Monday, January 20, 2020

Cog

       It soon becomes clear why the novel Convenience Store Woman would be popular. Sayaka Murata does more than inhabit a ubiquitous world, probably taken for granted by many, the world of convenience stores. And she aims higher than providing an insider's catalogue of quirks and facts and doesn't adopt an easier (though justifiable) stridency of tone. Keiko, CSW and narrator, tells her story with love of the convenience store, taken to the comic extreme of an adherent for a religion. It's from this perspective that she inadvertently arrives at a harsh truth that applies to most any low-wage, essential labor you can think of, a truth people know or find one way or another to evade: For all her devotion to the store, she gets nothing much in return.

Nothing much by most people's standards, anyway. It's a dead end job. Crummy pay that doesn't seem to have increased since she started, almost two decades back. If anything, it's a liability when attempting to get another, better job. If and when her body breaks down due to the physical demands of the job, she'll have no place. Though acknowledged to be a model worker, she's looked down upon by coworkers and society at large, particularly because she's single and in her mid-30s.

Keiko isn't like most people. For one, she's a lifelong misfit. No real friends. No romance. No interest in romance. No notable academic achievements. No ambitions. No prospects. She resolves her problem with basic human understanding and interaction by imitating anyone she perceives as normal and keeping a low profile. This pre-convenience store backstory comprises a few pages. The decisive event of her life, making up the bulk of the novel, is her employment at the store, which gives her a role, complete with a script, and a form of human contact that is manageable. She's outlasted fellow clerks and managers alike. 

Where does a misfit go? Beyond work, the store is a microcosm of society itself. Keiko may seem as if she's at the bottom of the social hierarchy when really she has the best view of the true bottom: Those who can't passably function within the system at all. Enter Shiraha, who was briefly a coworker of Keiko's and might be described, in the pejorative sense, as an incel. He's angry, self-pitying, and misogynistic. He's incompetent, ugly, and a stalker too. Repulsive in every way. Keiko sympathizes and invites him to live with her in her dumpy apartment.

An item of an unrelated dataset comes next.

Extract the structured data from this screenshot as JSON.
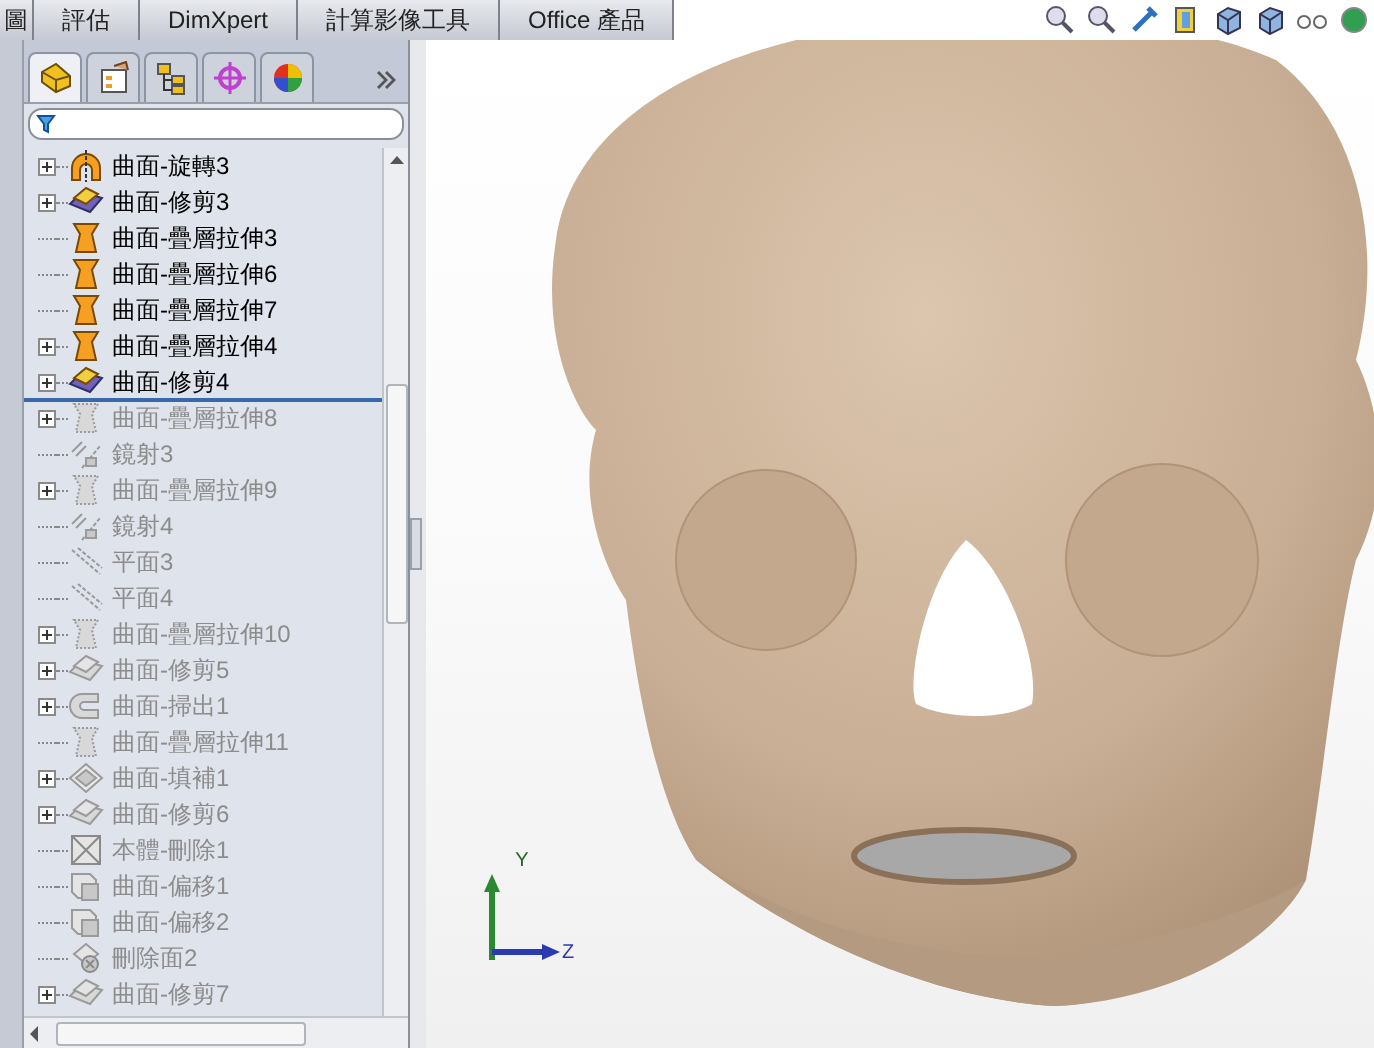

A deadpan novel, laughs on practically every page. Straightforward in its structure and sentences. It's slim, which might invite the charge of being undercooked, slight. But Murata is shrewd in paring down the story and providing only an amusing hint here, an amusing aside there.

Considering the politics of the book lends to the darkness of it. The concept of, say, demanding better pay and working conditions, if it ever crossed Keiko's mind, might strike her as an offense against the store. The model worker, a boss's dream, permanently smiling, forever eager, willing to toil for free if necessary, so immense is the privilege. Cheerfully acquiescent. The book is fun but make no mistake: the religious fanatic, no matter the religion, is always a figure to be wary of.

Yet she's no mere fanatic and this doesn't exactly read as a cautionary tale. Again: she's a misfit. And when dealing with her "pet" or her friends, she displays some self-awareness and assertiveness. She quickly observes that the form of freedom Shiraha seeks, which also conflicts with society's norms, necessarily comes with suffering. He falls silent. Ultimately Murata says more than I initially thought. Self-pity is foreign to Keiko too. She's undeceived about what to expect by living her life as she wants, without striving for a relationship or children or elevated status or power or financial gain and without inflicting herself upon others: reproach, mockery. And she doesn't care. She loves being a cog in the machinery of the convenience store, accepts being less than human. A bold and frightening choice. 

Then again, "normal," Murata lightly illustrates for the reader, doesn't look so great (or so normal, for that matter), either.

Translated from the Japanese by Ginny Tapley Takemori.